Peter Schneck - Brown Madonnas, Red Mothers, and the 'New Negro' from Germany

Thursday, July 5th 2012, 7:00pm

Tuesday Night Talks at Pacific School of Religion
NOTE: This talk is on Thursday.

1798 Scenic Avenue, Berkeley, CA 94709

Reception 7 PM, Lecture 7:30 PM

Free and open to the public

The rich images and religious iconography created by artists in the Harlem Renaissance were a watershed for African-American aesthetics, pushing the struggle for political and social equality into a cultural movement that was deeply concerned with self-representation and spirituality. Artists like Aaron Douglas, Jacob Lawrence and others looked to both modernism and west-African folk traditions for creating new art that could be distinctly African and American. It is less well known how several key images that circulated in the Harlem Renaissance were made by a German  painter, Walter von Ruckteschell (1882-1941), based on his experience in colonial German East Africa  during WW I. This talk explores the fascinating transatlantic story of how African portraits and sketches by this German colonial army officer in present-day Tanzania ended up becoming seminal representations of the American “new negro” in the Harlem Renaissance.

Co-sponsored by the Art & Religion Ph.D. Program at the Graduate Theological Union and CARE (the Center for Arts, Religion, and Education).

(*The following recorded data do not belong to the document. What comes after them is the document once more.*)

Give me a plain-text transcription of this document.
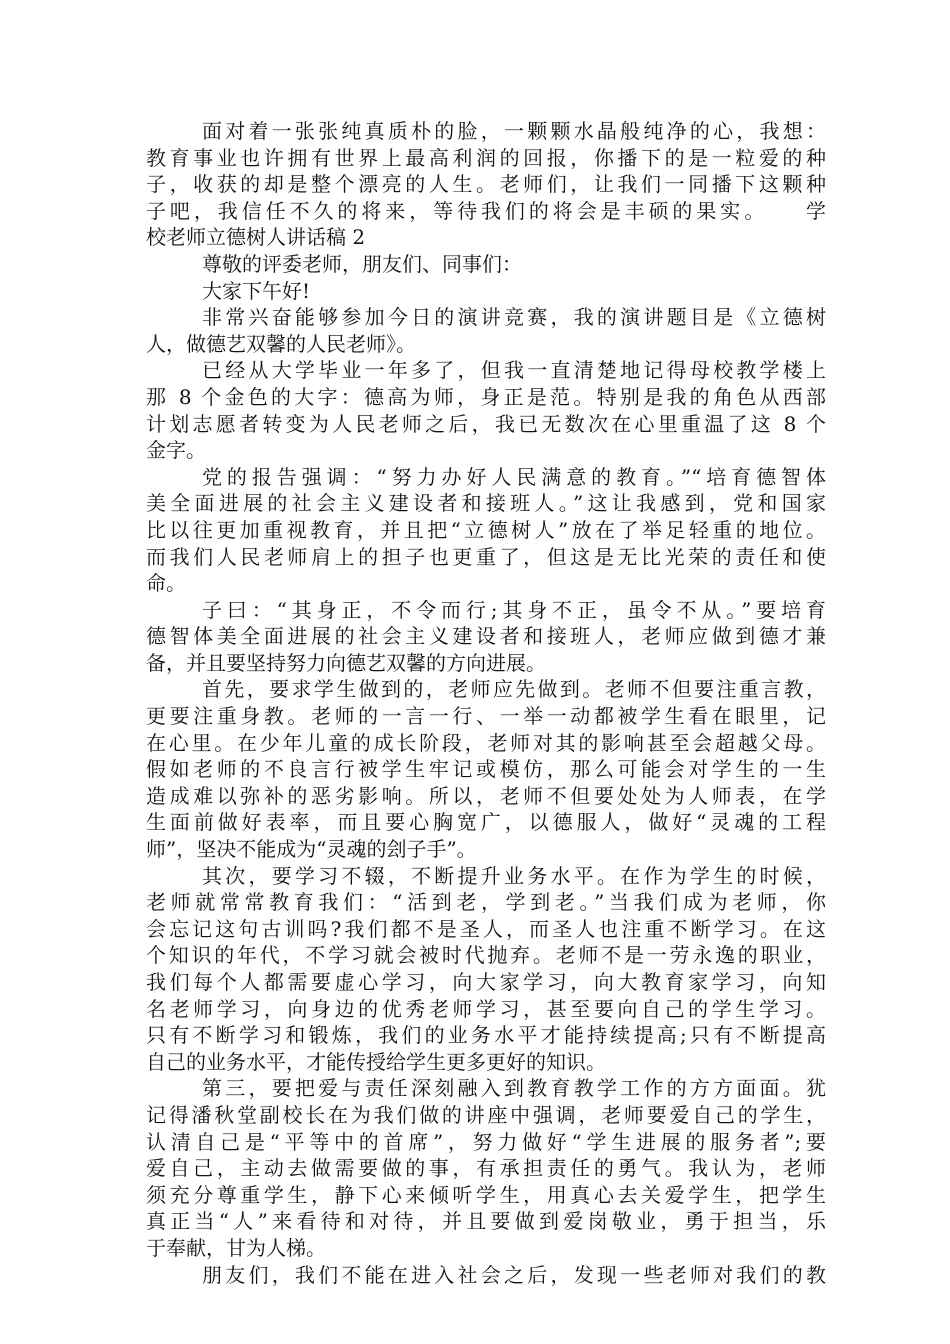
面对着一张张纯真质朴的脸，一颗颗水晶般纯净的心，我想：
教育事业也许拥有世界上最高利润的回报，你播下的是一粒爱的种
子，收获的却是整个漂亮的人生。老师们，让我们一同播下这颗种
子吧，我信任不久的将来，等待我们的将会是丰硕的果实。　　学
校老师立德树人讲话稿 2
尊敬的评委老师，朋友们、同事们：
大家下午好!
非常兴奋能够参加今日的演讲竞赛，我的演讲题目是《立德树
人，做德艺双馨的人民老师》。
已经从大学毕业一年多了，但我一直清楚地记得母校教学楼上
那 8 个金色的大字：德高为师，身正是范。特别是我的角色从西部
计划志愿者转变为人民老师之后，我已无数次在心里重温了这 8 个
金字。
党的报告强调：“努力办好人民满意的教育。”“培育德智体
美全面进展的社会主义建设者和接班人。”这让我感到，党和国家
比以往更加重视教育，并且把“立德树人”放在了举足轻重的地位。
而我们人民老师肩上的担子也更重了，但这是无比光荣的责任和使
命。
子曰：“其身正，不令而行;其身不正，虽令不从。”要培育
德智体美全面进展的社会主义建设者和接班人，老师应做到德才兼
备，并且要坚持努力向德艺双馨的方向进展。
首先，要求学生做到的，老师应先做到。老师不但要注重言教，
更要注重身教。老师的一言一行、一举一动都被学生看在眼里，记
在心里。在少年儿童的成长阶段，老师对其的影响甚至会超越父母。
假如老师的不良言行被学生牢记或模仿，那么可能会对学生的一生
造成难以弥补的恶劣影响。所以，老师不但要处处为人师表，在学
生面前做好表率，而且要心胸宽广，以德服人，做好“灵魂的工程
师”，坚决不能成为“灵魂的刽子手”。
其次，要学习不辍，不断提升业务水平。在作为学生的时候，
老师就常常教育我们：“活到老，学到老。”当我们成为老师，你
会忘记这句古训吗?我们都不是圣人，而圣人也注重不断学习。在这
个知识的年代，不学习就会被时代抛弃。老师不是一劳永逸的职业，
我们每个人都需要虚心学习，向大家学习，向大教育家学习，向知
名老师学习，向身边的优秀老师学习，甚至要向自己的学生学习。
只有不断学习和锻炼，我们的业务水平才能持续提高;只有不断提高
自己的业务水平，才能传授给学生更多更好的知识。
第三，要把爱与责任深刻融入到教育教学工作的方方面面。犹
记得潘秋堂副校长在为我们做的讲座中强调，老师要爱自己的学生，
认清自己是“平等中的首席”，努力做好“学生进展的服务者”;要
爱自己，主动去做需要做的事，有承担责任的勇气。我认为，老师
须充分尊重学生，静下心来倾听学生，用真心去关爱学生，把学生
真正当“人”来看待和对待，并且要做到爱岗敬业，勇于担当，乐
于奉献，甘为人梯。
朋友们，我们不能在进入社会之后，发现一些老师对我们的教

Peter Schneck holds the Chair (professorship) for American Literature and Culture at the University of Osnabrueck in Germany, where he currently directs the International Summer Institute on Law, Language, and Culture. He has published widely on American literature, visual and legal culture, including the recent Rhetoric and Evidence: Legal Conflict and Literary Representation in U.S American Culture. As the former president of the German Association for American Studies, he has lectured throughout Europe and the United States on topics that range from multiculturalism and indigenous literatures in Canada, to Don DeLillo and postmodern spirituality, to theories of visual culture and mediatization. He is also co-editor of Philologie im Netz, one of Germany’s oldest  online journal for humanities scholarship. He is presently a visiting research fellow at the University of California, Irvine.